After the anguished parents of the two students who were killed in a shooting at Marshall County High School shared their grief with lawmakers on Thursday, the Senate education panel approved a bill to make Kentucky schools safer.
Senate Bill 1 and its companion House Bill 1 include several measures to increase school safety and are being touted as a top priority for the 2019 General Assembly.
Jasen and Secret Holt’s daughter Bailey Holt and Brian and Teresa Cope’s son Preston Cope, both 15, died in the Marshall County High shooting last year. Several other children were injured. A fellow student has been charged.
Brian Cope said you can’t put a price on a child’s life and he would give all his possessions to get his son back. More law enforcement officers in schools and metal detectors will make schools “hard targets,” he said.
“We have a responsibility to protect our children,” he said. “They are more important than anything.”
Jasen Holt said “the funding is a must.”
“I relive it everyday — Jan. 23,” he said, adding he didn’t want to see anybody else in his shoes.
Secret Holt said the past year has been “trying and difficult” and that she supported the improvements proposed in the legislation.
“Bailey was such a special child. I had no idea that that morning when I kissed her bye would be my last,” she said, wiping tears from her eyes.
A moment of silence was offered in honor of the two students at the panel meeting.
Senate Bill 1, called the School Safety and Resiliency Act and sponsored by Sen. Max Wise, R- Campbellsville, now goes to the full Senate for a vote. Wise said the legislation is not perfect but it represents the best recommendations that lawmakers can make at this point.
The legislation does not include any gun-related measures. The costs of the proposals haven’t been calculated yet and funding won’t be determined until next year, Wise said.
Fayette County Education Association President Jessica Hiler, who was in the audience as the legislation was approved, said her group supported the bill, but was concerned about funding for it.

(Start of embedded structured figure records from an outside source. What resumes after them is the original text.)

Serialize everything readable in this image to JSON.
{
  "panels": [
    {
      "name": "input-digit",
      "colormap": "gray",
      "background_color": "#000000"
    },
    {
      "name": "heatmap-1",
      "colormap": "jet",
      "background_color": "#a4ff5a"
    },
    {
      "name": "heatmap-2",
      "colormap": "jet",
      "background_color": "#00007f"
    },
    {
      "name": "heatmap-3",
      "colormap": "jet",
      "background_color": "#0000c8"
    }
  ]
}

The bill would create a variety of safety measures. It would create a position of state school security marshal who would function similarly to the state’s fire marshal by enforcing school building security such as prevention and intervention and emergency preparedness planning.

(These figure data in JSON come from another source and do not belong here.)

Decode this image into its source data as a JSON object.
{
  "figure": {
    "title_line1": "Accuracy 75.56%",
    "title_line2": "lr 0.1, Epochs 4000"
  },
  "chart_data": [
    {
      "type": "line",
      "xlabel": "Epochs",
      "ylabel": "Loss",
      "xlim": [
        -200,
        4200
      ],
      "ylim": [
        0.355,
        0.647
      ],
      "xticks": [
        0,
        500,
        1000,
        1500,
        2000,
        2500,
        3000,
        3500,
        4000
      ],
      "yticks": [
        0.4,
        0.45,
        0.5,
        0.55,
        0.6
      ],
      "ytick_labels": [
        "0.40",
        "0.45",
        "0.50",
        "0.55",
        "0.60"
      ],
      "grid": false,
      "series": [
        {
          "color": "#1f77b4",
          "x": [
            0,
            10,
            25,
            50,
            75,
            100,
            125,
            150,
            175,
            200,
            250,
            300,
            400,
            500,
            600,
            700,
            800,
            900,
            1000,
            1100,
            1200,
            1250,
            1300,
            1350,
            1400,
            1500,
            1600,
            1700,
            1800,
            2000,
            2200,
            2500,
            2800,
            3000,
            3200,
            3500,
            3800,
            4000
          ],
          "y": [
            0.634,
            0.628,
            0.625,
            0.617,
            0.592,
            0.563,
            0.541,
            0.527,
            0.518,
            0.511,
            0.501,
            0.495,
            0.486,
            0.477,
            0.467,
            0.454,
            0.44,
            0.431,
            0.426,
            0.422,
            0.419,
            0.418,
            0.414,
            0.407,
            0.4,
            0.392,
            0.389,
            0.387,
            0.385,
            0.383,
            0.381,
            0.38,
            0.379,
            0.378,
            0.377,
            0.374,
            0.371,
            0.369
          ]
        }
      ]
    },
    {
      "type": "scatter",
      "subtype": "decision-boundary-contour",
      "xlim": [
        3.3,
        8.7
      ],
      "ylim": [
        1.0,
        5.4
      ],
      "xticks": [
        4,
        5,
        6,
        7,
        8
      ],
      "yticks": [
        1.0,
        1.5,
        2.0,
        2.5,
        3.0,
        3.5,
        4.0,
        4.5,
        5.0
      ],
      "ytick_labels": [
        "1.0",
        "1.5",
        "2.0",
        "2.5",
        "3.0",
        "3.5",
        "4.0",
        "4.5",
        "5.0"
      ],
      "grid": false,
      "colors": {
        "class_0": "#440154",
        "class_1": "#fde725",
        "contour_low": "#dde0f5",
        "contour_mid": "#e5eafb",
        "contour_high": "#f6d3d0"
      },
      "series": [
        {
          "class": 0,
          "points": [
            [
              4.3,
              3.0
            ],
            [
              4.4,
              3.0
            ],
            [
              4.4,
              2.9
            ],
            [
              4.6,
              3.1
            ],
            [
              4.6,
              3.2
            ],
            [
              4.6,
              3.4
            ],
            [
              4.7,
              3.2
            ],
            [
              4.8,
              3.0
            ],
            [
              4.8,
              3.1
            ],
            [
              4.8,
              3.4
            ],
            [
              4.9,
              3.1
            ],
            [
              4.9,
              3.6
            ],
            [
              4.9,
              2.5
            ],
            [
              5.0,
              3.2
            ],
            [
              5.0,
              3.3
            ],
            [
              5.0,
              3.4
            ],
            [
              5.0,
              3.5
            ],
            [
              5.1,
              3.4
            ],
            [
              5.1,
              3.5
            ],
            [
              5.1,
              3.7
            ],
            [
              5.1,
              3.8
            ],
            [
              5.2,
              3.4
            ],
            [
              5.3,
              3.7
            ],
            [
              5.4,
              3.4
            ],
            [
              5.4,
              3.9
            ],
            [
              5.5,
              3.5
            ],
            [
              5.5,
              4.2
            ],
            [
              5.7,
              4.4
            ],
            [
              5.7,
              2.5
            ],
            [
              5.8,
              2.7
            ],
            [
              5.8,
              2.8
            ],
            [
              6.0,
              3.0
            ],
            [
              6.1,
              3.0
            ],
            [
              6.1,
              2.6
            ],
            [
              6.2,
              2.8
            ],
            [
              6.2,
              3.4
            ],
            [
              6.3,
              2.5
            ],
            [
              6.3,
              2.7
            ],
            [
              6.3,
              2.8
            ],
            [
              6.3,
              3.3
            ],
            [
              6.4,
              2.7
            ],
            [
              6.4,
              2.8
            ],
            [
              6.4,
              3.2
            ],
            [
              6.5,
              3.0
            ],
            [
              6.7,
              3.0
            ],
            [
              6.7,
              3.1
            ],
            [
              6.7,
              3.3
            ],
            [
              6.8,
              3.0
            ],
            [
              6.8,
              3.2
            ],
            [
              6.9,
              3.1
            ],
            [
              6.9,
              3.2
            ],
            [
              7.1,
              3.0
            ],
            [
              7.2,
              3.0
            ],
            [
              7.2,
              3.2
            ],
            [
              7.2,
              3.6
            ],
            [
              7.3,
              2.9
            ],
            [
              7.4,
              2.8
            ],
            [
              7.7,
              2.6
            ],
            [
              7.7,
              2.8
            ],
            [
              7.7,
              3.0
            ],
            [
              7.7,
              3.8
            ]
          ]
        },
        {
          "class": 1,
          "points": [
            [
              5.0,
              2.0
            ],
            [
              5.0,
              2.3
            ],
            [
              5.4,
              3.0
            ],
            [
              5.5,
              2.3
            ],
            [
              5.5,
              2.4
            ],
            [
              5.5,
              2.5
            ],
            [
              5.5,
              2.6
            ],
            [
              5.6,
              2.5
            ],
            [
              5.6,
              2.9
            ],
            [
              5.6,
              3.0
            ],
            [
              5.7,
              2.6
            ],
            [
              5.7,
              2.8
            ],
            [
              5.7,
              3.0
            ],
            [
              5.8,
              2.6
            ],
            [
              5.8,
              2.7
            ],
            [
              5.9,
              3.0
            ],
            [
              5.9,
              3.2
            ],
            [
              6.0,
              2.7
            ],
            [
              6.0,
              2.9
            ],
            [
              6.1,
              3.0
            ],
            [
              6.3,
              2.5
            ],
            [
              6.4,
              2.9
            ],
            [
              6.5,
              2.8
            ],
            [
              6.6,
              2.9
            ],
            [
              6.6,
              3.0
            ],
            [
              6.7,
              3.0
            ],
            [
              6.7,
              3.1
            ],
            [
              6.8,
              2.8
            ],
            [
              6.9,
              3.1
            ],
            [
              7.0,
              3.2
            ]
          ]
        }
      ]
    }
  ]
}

It would require districts to appoint a school safety coordinator who will receive state training and provide school safety training to others. Also, the bill would require every public middle and high school administrator to share suicide prevention awareness information with all students, and would require at least one hour of high-quality suicide prevention training for whose with direct contact with students.
The bill sets a state goal of having one mental health professional for every 250 students and recommends that school counselors spend 60 percent of their time directly working with students.

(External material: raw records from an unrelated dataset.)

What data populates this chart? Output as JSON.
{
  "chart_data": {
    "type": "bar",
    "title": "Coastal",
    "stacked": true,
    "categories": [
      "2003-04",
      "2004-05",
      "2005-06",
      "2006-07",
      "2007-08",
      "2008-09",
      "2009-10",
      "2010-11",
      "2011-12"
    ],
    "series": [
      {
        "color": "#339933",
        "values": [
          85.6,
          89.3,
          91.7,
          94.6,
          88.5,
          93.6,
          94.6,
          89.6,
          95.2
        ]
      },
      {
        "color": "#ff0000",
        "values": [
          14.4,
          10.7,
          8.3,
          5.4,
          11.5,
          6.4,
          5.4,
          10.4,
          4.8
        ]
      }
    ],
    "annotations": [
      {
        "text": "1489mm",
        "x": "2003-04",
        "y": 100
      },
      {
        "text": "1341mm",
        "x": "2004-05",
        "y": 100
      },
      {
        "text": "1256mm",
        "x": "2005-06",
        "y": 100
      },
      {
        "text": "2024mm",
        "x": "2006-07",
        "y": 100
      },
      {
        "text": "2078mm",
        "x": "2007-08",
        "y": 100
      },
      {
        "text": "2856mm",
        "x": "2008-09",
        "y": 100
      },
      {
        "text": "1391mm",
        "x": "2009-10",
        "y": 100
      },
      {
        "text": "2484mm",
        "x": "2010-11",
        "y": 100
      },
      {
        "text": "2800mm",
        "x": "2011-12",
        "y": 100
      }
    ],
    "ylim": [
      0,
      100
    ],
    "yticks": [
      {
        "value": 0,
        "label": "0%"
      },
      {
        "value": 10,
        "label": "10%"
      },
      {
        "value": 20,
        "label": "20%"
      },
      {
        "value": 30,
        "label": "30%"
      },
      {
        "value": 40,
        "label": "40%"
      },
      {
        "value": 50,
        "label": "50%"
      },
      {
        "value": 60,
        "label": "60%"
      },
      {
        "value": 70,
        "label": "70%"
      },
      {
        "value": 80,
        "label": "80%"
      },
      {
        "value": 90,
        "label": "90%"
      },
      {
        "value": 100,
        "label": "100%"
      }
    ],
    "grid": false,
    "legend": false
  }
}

Sen. Danny Carroll, R-Paducah, who is a Marshall County native, was in tears as he introduced the parents of the slain children, saying nothing will ever “fix” what happened to them. But Carroll said he believes the bill does everything that lawmakers could do to make sure such a tragedy isn’t repeated.
Fayette County Public Schools Police Chief Martin Schafer said he attended Thursday’s meeting because he wanted to take information back to Lexington which just implemented a new school safety plan. The Fayette County plan includes safer school entrances, more police officers and mental health professionals and walk-through metal detectors.